Bu arada Bakırköylü Teğmen Kadri Bey ve makineli tüfek kumandanı İzzet Bey'in çevresinde toplanan 70 kişilik Milis Birliği Sınırteke Köyü yakınlarından Erbeyli İstasyonu'na doğru sessizce ilerlediler. Yunan Efsun Bölüğü'nün bir kısmı burada diğer kısmı da köyün içinde kalıyordu.
ERBEYLİ BASKIN
Baskında ilk bombayı Çine'li bir kahraman fırlattı.
Çatışma sonunda milisler 7 şehit verirken Yunanlılar 80 kayıp verdi.
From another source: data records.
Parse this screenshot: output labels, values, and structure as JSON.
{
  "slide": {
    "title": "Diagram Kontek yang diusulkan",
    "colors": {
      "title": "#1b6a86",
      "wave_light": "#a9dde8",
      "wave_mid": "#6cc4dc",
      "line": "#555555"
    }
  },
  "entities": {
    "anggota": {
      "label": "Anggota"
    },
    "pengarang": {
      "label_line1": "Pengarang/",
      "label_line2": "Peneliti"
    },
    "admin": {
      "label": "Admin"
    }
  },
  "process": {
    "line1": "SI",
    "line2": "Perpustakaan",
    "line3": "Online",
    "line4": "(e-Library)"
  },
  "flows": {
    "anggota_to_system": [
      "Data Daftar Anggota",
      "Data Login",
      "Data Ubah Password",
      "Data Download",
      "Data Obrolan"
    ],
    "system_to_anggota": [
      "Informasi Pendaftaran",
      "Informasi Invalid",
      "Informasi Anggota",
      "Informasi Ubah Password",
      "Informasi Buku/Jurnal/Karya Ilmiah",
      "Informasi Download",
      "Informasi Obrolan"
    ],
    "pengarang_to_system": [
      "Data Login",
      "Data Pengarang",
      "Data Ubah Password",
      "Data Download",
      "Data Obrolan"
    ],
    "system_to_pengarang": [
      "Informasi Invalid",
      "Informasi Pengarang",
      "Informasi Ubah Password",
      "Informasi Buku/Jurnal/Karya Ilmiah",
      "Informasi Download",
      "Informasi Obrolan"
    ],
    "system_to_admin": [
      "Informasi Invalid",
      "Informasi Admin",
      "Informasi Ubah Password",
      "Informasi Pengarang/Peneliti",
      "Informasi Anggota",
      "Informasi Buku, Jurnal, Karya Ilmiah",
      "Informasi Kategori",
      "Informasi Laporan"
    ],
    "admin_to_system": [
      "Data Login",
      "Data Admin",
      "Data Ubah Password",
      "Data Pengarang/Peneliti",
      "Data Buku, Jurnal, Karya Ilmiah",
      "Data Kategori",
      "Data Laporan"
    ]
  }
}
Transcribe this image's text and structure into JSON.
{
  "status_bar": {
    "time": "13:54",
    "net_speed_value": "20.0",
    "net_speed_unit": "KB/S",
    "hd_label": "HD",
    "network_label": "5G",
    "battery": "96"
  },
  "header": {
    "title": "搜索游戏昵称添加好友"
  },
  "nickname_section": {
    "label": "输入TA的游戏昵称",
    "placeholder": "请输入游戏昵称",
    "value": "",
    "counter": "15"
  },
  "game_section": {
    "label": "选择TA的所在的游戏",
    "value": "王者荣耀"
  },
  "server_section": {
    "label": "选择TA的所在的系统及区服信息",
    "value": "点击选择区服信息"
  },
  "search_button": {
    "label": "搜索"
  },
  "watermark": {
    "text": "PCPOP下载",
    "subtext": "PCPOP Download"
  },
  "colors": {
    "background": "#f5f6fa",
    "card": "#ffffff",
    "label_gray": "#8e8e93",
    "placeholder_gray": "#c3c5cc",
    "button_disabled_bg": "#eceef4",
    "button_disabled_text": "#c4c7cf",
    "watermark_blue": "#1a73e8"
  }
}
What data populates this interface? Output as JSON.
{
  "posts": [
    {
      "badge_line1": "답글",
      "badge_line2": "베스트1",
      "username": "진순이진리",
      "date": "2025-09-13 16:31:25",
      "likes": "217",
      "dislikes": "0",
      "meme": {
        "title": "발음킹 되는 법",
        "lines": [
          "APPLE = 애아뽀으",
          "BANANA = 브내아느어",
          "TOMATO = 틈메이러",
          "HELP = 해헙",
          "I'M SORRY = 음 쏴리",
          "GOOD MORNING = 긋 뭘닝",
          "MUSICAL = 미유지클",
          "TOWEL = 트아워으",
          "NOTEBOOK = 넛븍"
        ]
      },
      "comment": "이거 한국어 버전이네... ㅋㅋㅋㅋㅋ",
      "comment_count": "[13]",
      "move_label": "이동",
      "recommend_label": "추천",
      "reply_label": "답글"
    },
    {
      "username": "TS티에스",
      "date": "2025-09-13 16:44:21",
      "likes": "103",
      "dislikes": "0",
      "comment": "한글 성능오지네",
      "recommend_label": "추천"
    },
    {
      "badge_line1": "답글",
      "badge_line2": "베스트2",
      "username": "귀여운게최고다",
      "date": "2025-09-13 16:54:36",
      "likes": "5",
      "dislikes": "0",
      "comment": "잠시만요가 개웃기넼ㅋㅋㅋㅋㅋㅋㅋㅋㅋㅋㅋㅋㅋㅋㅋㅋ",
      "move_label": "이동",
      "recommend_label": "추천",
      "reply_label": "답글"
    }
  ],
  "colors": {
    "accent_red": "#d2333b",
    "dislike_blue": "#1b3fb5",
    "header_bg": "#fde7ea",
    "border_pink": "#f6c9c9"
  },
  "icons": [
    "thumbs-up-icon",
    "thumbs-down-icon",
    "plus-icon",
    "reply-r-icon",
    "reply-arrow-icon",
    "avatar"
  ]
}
Ertesi gün ölü ve yaralılarını trenle Aydın'a getirdi, bunları bir taraftan halka gösteriyor ve intikam yeminleri ediyorlardı. Çok geçmeden şehir içinde ve köylerde katliama giriştiler, kadın-erkek, genç yaşlı çocuk demeden herkesi öldürüyor, işkence yapıyorlardı.
Milis kuvvetler de boş durmuyor düşmanı her koldan Aydın'a sıkıştırıyor, çemberi iyice daraltıyordu.
Çaresiz kalan Yunanlılar acil olarak İzmir'den silah ve asker desteği istiyor fakat beklediği gelmiyordu. Orhaniyeli Kara Durmuş merindeki yaklaşık 80 kişilik gönüllüler Tellidede sırtlarında 800 kişilik makineli tüfeklerle beslenen Yunanlılarla çatışmaya girmişti.
Yunanlılar 30 kayıp verdi, bunun üzerine Eymir ve Yeniköy'de halka katliam yaparak öcünü almaya çalıştı. Menderes Köprübaşı'nda Yörük Ali Efe çetesi ve Denizli Milisleri geldi. Köprübaşı Kumandanı Hacı Şükrü Bey diğer birlik komutanlarından Teğmen Zekai, Teğmen Kadri, Yörük Ali Efe, Topçu Alay Komutanı Binbaşı İsmail Hakkı, Koçarlı Müfrezesi Komutanı Teğmen Şerafettin, Yedek Subay Necmi, Komiser Hamdi Bey 57. Tümen Komutanı Şefik Bey'i ziyaret ederek Yunanlılara taarruz kararı verildi. Yunanlıların kenti hemen boşaltması isteniyordu.
HALKA ZULÜM EDİLDİ
Yunanlılara karşılık olarak halka yine zulüm ederek cevap verdi. 28 Haziran günü Yunan birlikleri Menderes Köprübaşına saldırıya geçti. Hazır olan Milis Kuvvetleri'nden önce Teğmen Kadri ve Komiser Hamdi Beyler'in birlikleri düşmanı karşıladı. Gölhisar Köyü tarafından gelen Yörük Ali Efe ve Kıllıoğlu Hüseyin Efe'nin milisleri de diğer taraftan yaylım ateşine geçti.
Bozguna uğrayan Yunanlılar çareyi geri kaçmakta buldu, fakat milisler de peşlerinden geliyordu.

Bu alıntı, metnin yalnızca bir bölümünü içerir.